Marital Deduction.  Spouses can gift each other an unlimited amount of gifts and pay no gift tax whatsoever.  The only requirement is that the couple must be legally married.  Sounds simple, but it can be tricky at times. 

For example, California does NOT recognize common-law marriage, unless such marriage is established in another State that does recognize common-law marriage (such as Texas).  Also, California does not recognize same-sex marriage (remember Proposition 8?).  California does allow same-sex partners to register and thereby receive many of the same benefits and obligations as married couples, but not the status of legal marriage. 

Gift Tax Exclusion.  Under our current Estate and Gift Tax laws, every individual is allowed an exclusion from gift and estate tax equal to $5,000,000.  This means that you can give up to $5,000,000 away and not have to pay a gift tax on that transfer.  However, any amount of exclusion you use during your lifetime by making gifts, reduces what you have left for your estate.  So if you gift $2,000,000 during your lifetime, you pay no gift tax, but your Estate Tax exclusion is reduced from $5,000,000 to $3,000,000 to account for the $2,000,000 of exclusion you used while alive.

Gifts in any single year to a single person that exceed $13,000 must be reported to the IRS using a Gift Tax Return (Form 709) even though no tax will be due on the return.  This reporting requirement allows the IRS to track gifts made over your lifetime to determine when, and if, you exceed you tax-free limit.

Charitable Gifts.  As you would expect, gifts made to charity, in any amount, are free of gift tax.  Luckily the IRS is not so callous as to require a generous donor to pay tax on gifts to charity. 

But beware, the charity must be recognized as a valid charity by the IRS under Internal Revenue Code Section 501(c)(3).  Always ask to see proof of a charity’s determination letter before making any large gifts to charity, and then confirm the charity’s status with the IRS because sometimes charitable status can be revoked by the IRS.

Tax Law Changes.

Tax laws these days are very fickle things.  The current set of laws for Estate and Gift Tax are set to expire at the end of 2012, meaning that a whole new set of rules will be put in place.  We have no way of knowing if the rules will be better or worse than what we have now.  So you have to keep an eye out for future developments.

The bottom line: no good dead goes unpunished.  Giving ‘till it hurts really can hurt if you don’t plan out your gifting ahead of time.

  • Christa

    So my parents own a lot of real estate and are trying to figure out the best way to give the houses to me and my siblings.

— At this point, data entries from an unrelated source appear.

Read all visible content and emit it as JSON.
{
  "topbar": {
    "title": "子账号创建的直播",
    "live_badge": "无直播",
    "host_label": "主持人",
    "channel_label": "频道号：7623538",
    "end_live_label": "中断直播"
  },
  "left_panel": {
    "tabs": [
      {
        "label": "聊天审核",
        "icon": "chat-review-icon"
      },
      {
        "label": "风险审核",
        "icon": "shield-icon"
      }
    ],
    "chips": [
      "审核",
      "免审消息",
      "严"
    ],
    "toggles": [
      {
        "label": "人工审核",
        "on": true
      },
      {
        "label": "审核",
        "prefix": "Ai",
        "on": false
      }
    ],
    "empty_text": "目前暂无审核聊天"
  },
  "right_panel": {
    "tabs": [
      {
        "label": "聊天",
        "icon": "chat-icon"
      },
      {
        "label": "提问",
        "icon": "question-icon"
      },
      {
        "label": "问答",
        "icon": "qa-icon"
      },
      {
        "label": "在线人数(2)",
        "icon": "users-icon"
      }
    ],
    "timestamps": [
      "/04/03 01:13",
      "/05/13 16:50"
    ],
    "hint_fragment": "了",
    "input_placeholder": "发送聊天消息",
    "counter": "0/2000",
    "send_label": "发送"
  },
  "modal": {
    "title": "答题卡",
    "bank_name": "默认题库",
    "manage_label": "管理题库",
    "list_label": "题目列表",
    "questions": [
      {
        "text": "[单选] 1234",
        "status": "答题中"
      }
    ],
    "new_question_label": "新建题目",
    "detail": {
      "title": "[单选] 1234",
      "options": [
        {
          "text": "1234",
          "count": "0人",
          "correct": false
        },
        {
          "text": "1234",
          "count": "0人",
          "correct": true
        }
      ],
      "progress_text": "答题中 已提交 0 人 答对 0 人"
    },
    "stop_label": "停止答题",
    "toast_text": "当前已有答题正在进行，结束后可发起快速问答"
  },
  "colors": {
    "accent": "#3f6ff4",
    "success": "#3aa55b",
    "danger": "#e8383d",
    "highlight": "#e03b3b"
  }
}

What would be the best way for them to do this, with minimal costs incurred?

    • davidsonkeitha

      A living trust is the best way to do this. In California, you can now do beneficiary deeds, but they are limited to only a personal residence–they cannot be used for commercial properties or apartments over 4 units.

      But even with beneficiary deeds being an option, a living trust is still the best. A trust allows you to plan for the future, but still own the property today. The living trust costs a bit more, but it saves a lot more money down the road if you do no planning. So the best way forward with minimal costs incurred would be to have a trust prepared.